She pulled about 31 percent in the first public poll on the contest; she got 27 percent and 33 per cent in the two latest surveys, leaving her still the clear leader less than two months before the June 7 primary election.

          So far, no one has laid a glove on her, but her numbers are static.

          And very few seem to care. The latest California Field Poll found fully 48 percent of likely voters undecided in this contest as of early April. So most were not interested, many unaware there’s even a Senate contest underway.

          “Donald Trump and Bernie Sanders and Hillary Clinton have sucked all the air out of the room,” opined Democratic Orange County Congresswoman Loretta Sanchez the other day, referring to the presidential nominating races on the same June ballot.

          Sanchez polls second in the race, at 15 percent in early April, up from about 8 percent a year ago. Three Republicans in the race, Silicon Valley entrepreneur Ron Unz and former state GOP chairmen Tom Del Beccaro and Geoge (Duf) Sundheim, had a combined 11 percent, splintered three ways.

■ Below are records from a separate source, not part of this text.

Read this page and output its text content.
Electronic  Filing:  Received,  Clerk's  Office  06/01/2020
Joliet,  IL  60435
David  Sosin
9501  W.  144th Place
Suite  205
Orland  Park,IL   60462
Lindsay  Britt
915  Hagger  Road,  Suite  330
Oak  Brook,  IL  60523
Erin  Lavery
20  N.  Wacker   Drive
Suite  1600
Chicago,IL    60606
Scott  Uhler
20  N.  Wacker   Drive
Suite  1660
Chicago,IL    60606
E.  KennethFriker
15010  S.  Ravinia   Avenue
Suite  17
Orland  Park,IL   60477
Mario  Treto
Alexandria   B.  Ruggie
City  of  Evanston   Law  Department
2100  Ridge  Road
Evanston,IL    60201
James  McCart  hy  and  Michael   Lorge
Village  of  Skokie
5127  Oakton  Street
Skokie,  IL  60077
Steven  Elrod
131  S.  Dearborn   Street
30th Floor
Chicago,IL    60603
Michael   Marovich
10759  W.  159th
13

          If the undecideds eventually break in the same proportion as those who have already made up their minds, the November runoff contest will feature two Democrats and no Republicans, under the top two primary system that puts the two leading June vote-getters into a November faceoff.

          But this so-far-sleepy race will soon become more heated. Harris has taken criticism in the last two weeks for having her office represent Gov. Jerry Brown in his effort to keep secret more than 65 emails between him or his staff and the state Public Utilities Commission from 2013 and 2014, when the PUC was deciding who would pay for blunders and disasters at Pacific Gas & Electric Co. and Southern California Edison Co. that saw the 2012 closure of the San Onofre Nuclear Generating Station and the deadly 2010 San Bruno natural gas explosion.

          Consumer groups claim it’s a conflict of interest for Harris to represent Brown when he or his chief of staff, former PG&E lobbyist Nancy McFadden, might become witnesses in Harris’ ongoing criminal investigation of apparent PUC collusion with the big utilities.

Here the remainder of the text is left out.